Before planning permission had been granted for the site, store owners Joanna and Franck Casonato were already thinking about how to create a shop in the former health centre location with a quality offer to stand out from the crowd.
“A couple of years ago, well before we got planning permission we were thinking about this shop,” said Joanna.
“We went to the biggest ice-cream exhibition in Europe which is in Rimini, Italy, in January. The do a pizza exhibition at the same time and that’s where we went and found all the different companies. So there was a lot of investigation work going on well before we even walked into the building.”
As a business known for its Italian heritage, there’s no chance Joanna, Franck or store manager Dan Brown were going to offer anything less than the best from their pizza oven. That’s why, with Joanna eight months pregnant and running two stores in their absence, Franck, Dan and Joanna’s father, Joseph Giacopazzi, headed to Italy with pizza equipment specialist OEM to learn from the experts.
We want to do sides, potato wedges, crispy chicken, all of that.
“Firstly, we went to the OEM factory where they had ovens and a demo kitchen,” said Dan. “There they taught us how to prepare the dough and make the pizzas. Then on the second day we were put in a local pizzeria, which was a bit of a challenge because we were making pizzas for the public, for Italians who really know their pizza.”
Pleasing Italian punters with a pizza offer would be a daunting task for anyone, but once word got back to the Kinross community of the team’s adventures, the response on social media was huge, helping the store to hit the ground running.
The pizza has been a great asset for the store, and Dan said he has plans in the works to introduce a delivery service for both food to go and grocery, which has spurred him on to expand the FTG offer.
“One of the things I’m introducing at the moment is a Turbochef oven, that’s going to allow us to do a lot more,” he said.
“That’s to tie in with the plan to introduce deliveries. We want to do sides, potato wedges, crispy chicken, all of that, as well as expanding our food-to-go range.
“We’re also looking to do subs.

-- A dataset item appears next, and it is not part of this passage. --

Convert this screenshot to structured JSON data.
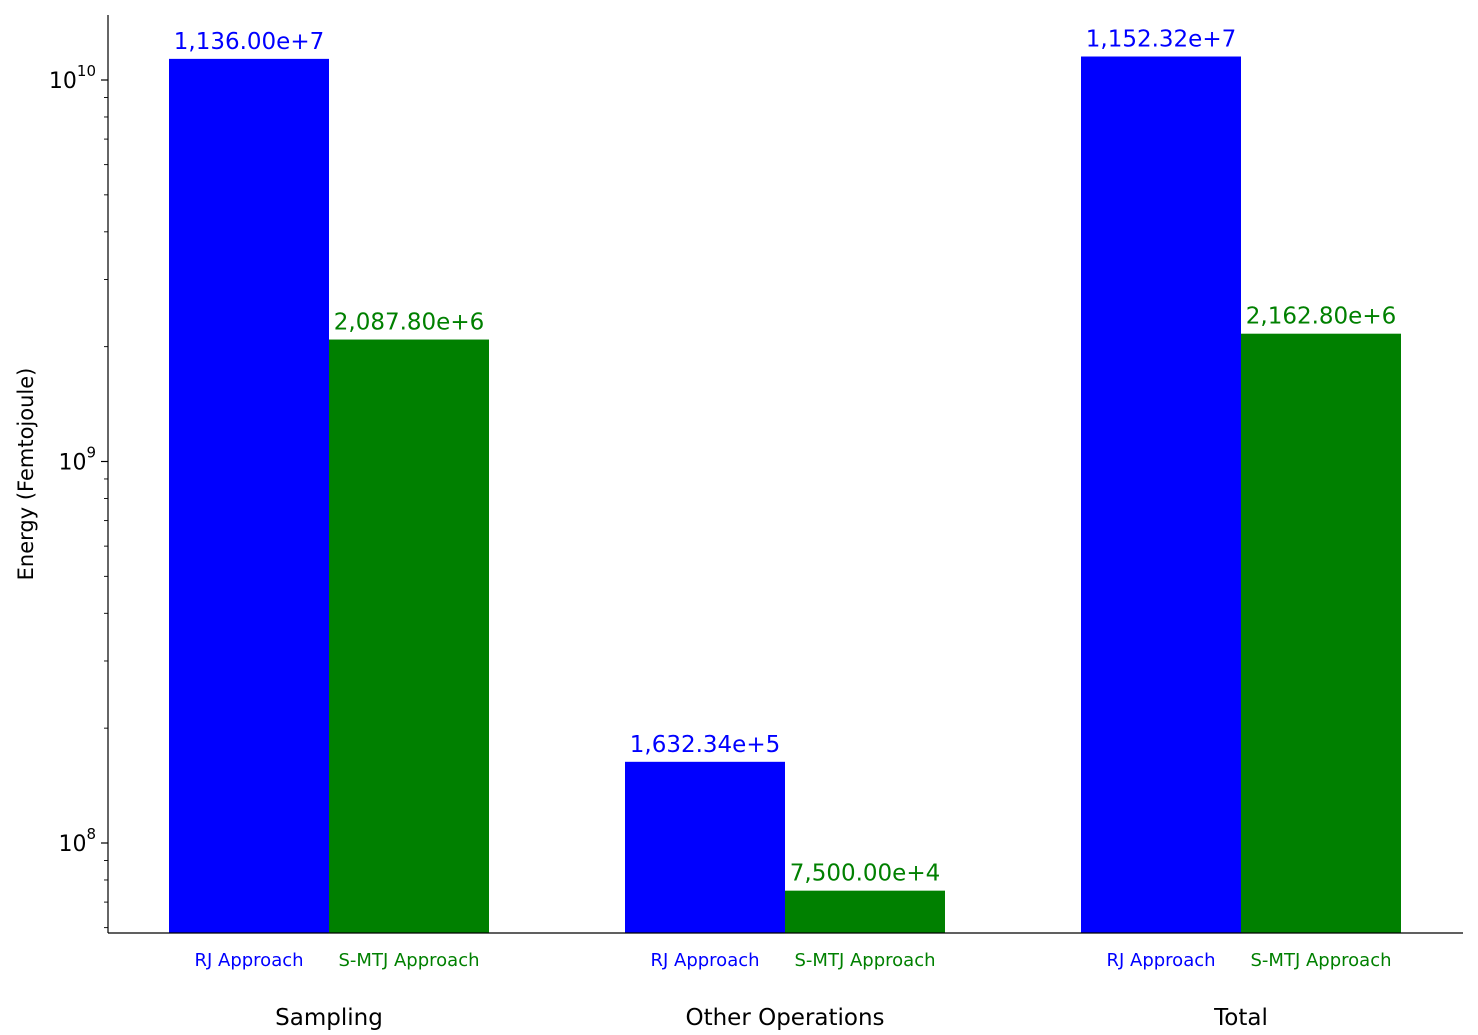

I know a lot of people are kind of looking to get a Subway franchise but we want to do our own version, put our own spin on it and make something a bit different.”
Once it’s up and running, Dan’s new Turbochef oven, which uses three forms of heat, will be able to toast a sub sandwich in 30 seconds, which he reckons will open up a lot of avenues for experimentation.
The ice-cream offer too, a part of the Giacopazzi’s business that pre-dates the first world war, will shortly receive an update with plans to introduce milkshakes – a move Dan described as a “no brainer”.
And while all of these innovations in store certainly require a bit of spend, if the quality is right Dan reckons its more than worth it – highlighting that the Kinross store’s pizza equipment paid for itself in just three weeks of trading.
“I think the key part of all of it that I’m really trying to focus on is ensuring we’ve got the quality there,” he said. “I’ve done a lot of research into a lot of different companies and previously we’ve tried selling cheaper versions of things, but it’s more about the value customers are getting. Customers are happy to spend more if the quality they’re getting is there.”